Surely, there is still more we can do for Tiger Woods. Thoughtlessly, we didn’t have him light the Olympic flame nor marry Jennifer Aniston. And it is too late to just hand over the Louisiana Purchase, not that Oregon isn’t still a possibility.
There is no excuse for our preoccupation with things other than Tiger, because, quite simply, there are no other things.
It is not enough that Woods does not put up any of his own money to play golf, as one-way a procedure as exists in sports. All professional golfers play for other people’s money. The only easier way to get money is to inherit it.
There is Sports Money and there is Tiger Money and reasonable people no longer swallow hard when it is suggested that Woods will become the first billionaire solely from his ability to hit a ball that doesn’t move until he hits it.
Nike has just given Woods a $60 million raise, so no need to hold a car wash for the Give It All to Tiger Fund. But I wonder if Tiger Woods be worth a fresh $100 million if his name were Scott Verplank or Rocco Mediate? Or if he were called Possum Putter?
While Woods may be worth every penny, I have always suspected that much of what has come to him is because of his name. Tiger Woods. How fitting. Better than Tiger Irons or Tiger Wedge if not quite with the scope of Tiger Lakes Golf and Country Club.
Woods’ real contribution to sports is as the example of what’s in a name being worth everything, not that being long off the tee hurts.
Moms and Dads, some advice. Designate your kids as what you expect them to do, like Crank Homer or Puck Handler. How much more impressive would Mark McGwire be as Advance Runner?
Basketball name changers were the pioneers, not just Lew Alcindor who redesignated himself as Kareem Abudul-Jabbar, but the more politically impressive and original Lloyd Free who became the happy sentiment, World B. Free. Dennis Rodman had to become Worm, whereas, he was, of course, always so.
These changes were not done for money, though the money came along. Which comes first, the nickname or the checkbook? In the case of Michael Jordan, the pre-Tiger pioneer in terms of having strangers throw money at him for no other reason than he allows it, he became Air Jordan simultaneously with his shoes.
Heretofore, the greatest golf name belonged to Bobby Cruickshank, slightly more sport-specific than Curtis Strange, and one of them managed to live it down.
A Pete Rose by any other name would be Charlie Hustle. I suggest Rose make it legal. Maybe he can get into the Hall of Fame that way.
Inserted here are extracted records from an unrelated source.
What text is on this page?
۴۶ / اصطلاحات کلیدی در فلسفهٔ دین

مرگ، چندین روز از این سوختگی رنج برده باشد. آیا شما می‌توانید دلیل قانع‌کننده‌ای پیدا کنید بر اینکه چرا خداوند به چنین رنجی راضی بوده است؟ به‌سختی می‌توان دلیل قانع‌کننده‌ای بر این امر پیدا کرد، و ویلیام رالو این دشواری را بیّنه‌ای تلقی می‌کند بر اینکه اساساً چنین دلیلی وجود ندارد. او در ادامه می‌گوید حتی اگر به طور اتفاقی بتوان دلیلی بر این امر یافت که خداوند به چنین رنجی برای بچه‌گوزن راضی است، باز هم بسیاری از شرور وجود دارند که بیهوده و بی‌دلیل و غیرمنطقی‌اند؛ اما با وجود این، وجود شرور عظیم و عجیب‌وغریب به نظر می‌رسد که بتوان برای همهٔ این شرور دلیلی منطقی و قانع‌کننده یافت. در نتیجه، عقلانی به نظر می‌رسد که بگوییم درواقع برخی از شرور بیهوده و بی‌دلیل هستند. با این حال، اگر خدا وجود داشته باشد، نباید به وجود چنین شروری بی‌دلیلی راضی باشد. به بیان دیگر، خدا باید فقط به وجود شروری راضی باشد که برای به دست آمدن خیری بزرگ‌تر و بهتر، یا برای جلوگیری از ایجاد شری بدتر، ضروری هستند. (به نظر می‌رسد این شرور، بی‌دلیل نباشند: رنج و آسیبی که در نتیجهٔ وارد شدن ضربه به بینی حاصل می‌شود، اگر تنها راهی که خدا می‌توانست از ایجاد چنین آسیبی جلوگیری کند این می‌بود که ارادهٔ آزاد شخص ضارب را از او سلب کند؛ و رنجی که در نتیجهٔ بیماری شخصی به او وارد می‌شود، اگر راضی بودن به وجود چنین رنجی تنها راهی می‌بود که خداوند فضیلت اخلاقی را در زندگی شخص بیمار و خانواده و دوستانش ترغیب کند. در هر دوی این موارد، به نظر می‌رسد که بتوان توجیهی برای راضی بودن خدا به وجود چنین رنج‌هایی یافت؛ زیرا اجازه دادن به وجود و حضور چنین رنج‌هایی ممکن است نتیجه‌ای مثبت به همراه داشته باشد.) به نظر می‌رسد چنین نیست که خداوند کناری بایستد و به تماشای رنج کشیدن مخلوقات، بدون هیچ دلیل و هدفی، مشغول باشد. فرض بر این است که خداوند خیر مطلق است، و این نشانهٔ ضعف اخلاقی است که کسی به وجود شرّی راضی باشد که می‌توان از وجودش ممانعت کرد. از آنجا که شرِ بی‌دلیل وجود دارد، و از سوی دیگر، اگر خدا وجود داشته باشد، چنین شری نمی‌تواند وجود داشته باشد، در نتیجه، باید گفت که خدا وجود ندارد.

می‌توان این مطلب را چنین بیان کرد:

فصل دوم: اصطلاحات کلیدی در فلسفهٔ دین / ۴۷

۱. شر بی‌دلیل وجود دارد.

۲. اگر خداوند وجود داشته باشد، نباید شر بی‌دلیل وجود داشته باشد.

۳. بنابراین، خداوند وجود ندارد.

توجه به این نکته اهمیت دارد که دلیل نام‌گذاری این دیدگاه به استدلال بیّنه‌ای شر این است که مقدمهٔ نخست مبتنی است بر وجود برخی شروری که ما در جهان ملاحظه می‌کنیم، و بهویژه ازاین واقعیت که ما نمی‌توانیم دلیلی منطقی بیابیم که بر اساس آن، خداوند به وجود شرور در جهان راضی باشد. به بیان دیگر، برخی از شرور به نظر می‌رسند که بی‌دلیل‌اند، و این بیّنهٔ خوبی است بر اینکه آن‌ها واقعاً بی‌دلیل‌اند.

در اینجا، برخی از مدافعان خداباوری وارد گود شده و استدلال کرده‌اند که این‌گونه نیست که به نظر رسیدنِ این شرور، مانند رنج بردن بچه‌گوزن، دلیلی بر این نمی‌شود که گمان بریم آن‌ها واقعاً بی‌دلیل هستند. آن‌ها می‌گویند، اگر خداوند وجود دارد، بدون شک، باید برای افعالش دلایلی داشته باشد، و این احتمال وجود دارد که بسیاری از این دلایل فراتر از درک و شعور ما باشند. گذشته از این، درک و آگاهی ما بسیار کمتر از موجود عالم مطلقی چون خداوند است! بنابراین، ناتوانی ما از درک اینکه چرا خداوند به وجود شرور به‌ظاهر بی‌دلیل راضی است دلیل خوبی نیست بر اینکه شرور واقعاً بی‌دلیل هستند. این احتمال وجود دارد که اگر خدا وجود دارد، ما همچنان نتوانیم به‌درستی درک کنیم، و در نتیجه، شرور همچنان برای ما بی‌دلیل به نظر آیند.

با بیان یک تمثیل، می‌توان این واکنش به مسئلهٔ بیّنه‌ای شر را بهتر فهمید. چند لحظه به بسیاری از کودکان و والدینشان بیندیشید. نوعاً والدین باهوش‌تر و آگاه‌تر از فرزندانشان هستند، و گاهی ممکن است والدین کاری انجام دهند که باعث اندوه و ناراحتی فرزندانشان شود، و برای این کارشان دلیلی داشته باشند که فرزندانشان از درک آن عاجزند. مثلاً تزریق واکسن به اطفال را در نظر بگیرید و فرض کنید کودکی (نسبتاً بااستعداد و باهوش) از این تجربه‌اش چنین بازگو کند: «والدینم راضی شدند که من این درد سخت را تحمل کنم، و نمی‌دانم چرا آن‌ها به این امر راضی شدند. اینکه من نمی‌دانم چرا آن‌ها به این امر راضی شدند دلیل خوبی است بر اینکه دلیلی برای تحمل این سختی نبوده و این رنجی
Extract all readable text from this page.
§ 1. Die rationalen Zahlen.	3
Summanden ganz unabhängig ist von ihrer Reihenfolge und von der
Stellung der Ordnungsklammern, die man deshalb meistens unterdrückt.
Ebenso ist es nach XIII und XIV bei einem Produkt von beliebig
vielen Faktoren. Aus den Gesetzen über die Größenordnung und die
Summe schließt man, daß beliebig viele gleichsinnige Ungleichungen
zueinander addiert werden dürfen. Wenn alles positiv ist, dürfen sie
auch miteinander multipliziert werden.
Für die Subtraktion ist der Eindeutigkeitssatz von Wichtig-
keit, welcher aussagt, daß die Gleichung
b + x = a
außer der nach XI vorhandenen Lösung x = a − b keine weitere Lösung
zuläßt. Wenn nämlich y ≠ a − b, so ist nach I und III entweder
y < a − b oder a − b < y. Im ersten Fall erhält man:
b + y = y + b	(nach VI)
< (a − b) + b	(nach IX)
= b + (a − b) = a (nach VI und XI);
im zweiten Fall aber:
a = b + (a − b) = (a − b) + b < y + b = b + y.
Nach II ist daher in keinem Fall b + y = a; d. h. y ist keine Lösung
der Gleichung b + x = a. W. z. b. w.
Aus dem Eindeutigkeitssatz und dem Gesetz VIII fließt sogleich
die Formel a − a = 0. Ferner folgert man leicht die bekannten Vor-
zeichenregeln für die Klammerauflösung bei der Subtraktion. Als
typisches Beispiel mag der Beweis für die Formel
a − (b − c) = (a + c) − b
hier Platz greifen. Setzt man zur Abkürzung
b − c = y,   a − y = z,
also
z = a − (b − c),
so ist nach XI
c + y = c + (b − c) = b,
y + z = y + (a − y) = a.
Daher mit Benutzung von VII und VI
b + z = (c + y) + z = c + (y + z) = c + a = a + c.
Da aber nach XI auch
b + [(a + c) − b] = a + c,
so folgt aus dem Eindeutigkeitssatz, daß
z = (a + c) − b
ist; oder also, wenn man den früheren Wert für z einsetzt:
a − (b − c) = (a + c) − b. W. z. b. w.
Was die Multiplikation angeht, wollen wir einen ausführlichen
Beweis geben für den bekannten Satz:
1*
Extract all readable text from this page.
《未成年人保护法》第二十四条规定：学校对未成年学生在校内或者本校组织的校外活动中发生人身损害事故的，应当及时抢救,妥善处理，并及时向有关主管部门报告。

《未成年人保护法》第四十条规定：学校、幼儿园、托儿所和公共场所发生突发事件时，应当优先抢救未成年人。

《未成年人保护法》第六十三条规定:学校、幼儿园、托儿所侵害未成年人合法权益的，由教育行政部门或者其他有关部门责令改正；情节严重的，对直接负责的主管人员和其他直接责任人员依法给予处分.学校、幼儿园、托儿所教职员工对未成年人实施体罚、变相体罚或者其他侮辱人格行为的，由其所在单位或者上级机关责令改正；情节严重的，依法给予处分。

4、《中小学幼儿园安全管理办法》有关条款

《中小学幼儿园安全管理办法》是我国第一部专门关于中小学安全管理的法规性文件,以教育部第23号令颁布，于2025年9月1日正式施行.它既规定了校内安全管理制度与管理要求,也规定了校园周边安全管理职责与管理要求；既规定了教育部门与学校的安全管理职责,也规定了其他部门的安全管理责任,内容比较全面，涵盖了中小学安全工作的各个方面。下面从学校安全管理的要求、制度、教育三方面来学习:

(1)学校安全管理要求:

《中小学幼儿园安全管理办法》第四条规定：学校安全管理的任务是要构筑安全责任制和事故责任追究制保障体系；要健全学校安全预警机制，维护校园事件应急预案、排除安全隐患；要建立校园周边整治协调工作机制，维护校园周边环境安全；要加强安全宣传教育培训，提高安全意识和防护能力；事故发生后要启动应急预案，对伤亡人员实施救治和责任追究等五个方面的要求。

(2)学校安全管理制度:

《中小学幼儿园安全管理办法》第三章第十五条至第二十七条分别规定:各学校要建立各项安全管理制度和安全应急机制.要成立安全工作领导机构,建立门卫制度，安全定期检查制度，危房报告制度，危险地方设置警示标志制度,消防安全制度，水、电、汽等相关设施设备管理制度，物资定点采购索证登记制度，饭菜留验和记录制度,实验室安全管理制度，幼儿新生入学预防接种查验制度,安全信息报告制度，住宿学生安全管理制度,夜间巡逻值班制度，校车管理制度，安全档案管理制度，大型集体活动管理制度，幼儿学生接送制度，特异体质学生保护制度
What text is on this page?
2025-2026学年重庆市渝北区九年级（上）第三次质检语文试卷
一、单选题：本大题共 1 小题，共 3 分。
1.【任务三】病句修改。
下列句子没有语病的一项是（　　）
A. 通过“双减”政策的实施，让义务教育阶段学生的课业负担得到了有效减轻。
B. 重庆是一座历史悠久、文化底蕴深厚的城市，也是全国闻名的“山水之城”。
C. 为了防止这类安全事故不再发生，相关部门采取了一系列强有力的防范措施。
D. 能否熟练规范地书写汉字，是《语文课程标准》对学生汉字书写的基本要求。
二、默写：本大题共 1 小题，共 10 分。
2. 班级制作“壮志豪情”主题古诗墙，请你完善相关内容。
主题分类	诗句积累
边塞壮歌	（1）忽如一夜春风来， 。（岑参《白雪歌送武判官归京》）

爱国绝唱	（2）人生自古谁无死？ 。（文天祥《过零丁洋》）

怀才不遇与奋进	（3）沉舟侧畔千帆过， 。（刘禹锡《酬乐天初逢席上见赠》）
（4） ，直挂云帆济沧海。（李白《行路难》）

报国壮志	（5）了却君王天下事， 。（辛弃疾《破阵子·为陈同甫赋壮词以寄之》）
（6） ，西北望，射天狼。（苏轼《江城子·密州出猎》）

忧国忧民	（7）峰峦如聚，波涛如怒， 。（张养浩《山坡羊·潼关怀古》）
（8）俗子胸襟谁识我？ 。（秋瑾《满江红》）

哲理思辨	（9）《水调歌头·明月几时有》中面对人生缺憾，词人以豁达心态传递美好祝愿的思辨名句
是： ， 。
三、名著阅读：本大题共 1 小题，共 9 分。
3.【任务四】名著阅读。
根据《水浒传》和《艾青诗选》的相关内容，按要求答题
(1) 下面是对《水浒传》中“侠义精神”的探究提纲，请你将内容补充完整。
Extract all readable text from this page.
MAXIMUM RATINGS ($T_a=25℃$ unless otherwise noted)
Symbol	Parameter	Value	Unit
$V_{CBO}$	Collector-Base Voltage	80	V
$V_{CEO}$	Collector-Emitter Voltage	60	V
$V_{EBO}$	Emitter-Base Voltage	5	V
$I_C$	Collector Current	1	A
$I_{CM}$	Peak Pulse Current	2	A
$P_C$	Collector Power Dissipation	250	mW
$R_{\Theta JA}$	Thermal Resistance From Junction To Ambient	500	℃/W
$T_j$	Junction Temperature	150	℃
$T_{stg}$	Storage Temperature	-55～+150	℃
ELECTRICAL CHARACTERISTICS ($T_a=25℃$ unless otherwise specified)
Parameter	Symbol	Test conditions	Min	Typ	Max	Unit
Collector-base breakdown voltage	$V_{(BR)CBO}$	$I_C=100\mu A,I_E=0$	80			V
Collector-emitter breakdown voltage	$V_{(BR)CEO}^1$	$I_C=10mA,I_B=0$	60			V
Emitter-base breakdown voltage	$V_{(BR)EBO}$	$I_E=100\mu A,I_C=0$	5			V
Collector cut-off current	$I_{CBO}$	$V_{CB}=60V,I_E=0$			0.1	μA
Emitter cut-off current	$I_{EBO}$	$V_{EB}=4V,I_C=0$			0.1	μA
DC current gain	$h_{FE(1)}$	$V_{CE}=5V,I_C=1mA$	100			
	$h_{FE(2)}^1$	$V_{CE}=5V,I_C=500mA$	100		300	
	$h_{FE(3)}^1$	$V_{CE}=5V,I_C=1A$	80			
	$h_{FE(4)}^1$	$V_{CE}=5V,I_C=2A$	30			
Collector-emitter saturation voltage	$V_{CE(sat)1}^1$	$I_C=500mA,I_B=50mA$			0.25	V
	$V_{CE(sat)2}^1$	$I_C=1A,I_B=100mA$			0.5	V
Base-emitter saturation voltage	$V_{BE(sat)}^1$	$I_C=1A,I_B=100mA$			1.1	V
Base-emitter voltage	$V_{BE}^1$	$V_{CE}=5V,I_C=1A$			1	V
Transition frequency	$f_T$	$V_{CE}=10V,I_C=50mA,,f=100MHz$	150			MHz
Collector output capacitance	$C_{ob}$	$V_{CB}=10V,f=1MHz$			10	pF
The Broncos once drafted a nose tackle named Anthony Butts and he never did. So, this can be tricky. There was never a more aptly named footballer than Joe Don Looney.
Football has always been on the cutting edge of this, from Blood McNally to Ox Emerson to Tuffy Leemans to Bulldog Turner to Tank Younger to Night Train Lane to Mercury Morris to Shannon Sharpe.
The next step is for future NFL draft choices to be Ball Carrier instead of Mark Carrier. Why not Dash Fields and Star Whacker? It would save a lot of time and money on scouting. It would have helped the Broncos trying to find a place kicker to fill in for Jason Elam if there was someone out there already named Helmut Optional.
So, more is at stake for Tiger Woods than just whether he will be the wealthiest athlete ever, or if he is the next Jack Nicklaus, which is still a compliment to Nicklaus. Back when Nicklaus dropped out of college to play professional golf, he was not yet The Golden Bear, nor any animal of Tiger ferocity. He was Ohio Fats.
I do think that, before parents start naming children for their ambitions–Don King has, for example, come up a little short of actual royalty and Susan Butcher probably couldn’t clean a chicken–there should be this condition: exaggerated beginnings ought to have appropriate endings.
Someone once held a contest to nickname Joe Montana. a foolish notion. A man already with the name of a whole state doesn’t need another one.
Under my rule, this is what would have happened to Montana. As his career diminished he could have been, oh, Wayne Wyoming in his last years at San Francisco and then Vinny Vermont. He would have been Danny Delaware by the time he got to Kansas City.
Maybe by the time Tiger Woods gets to be Montana’s age, he will be Kitty Meadows.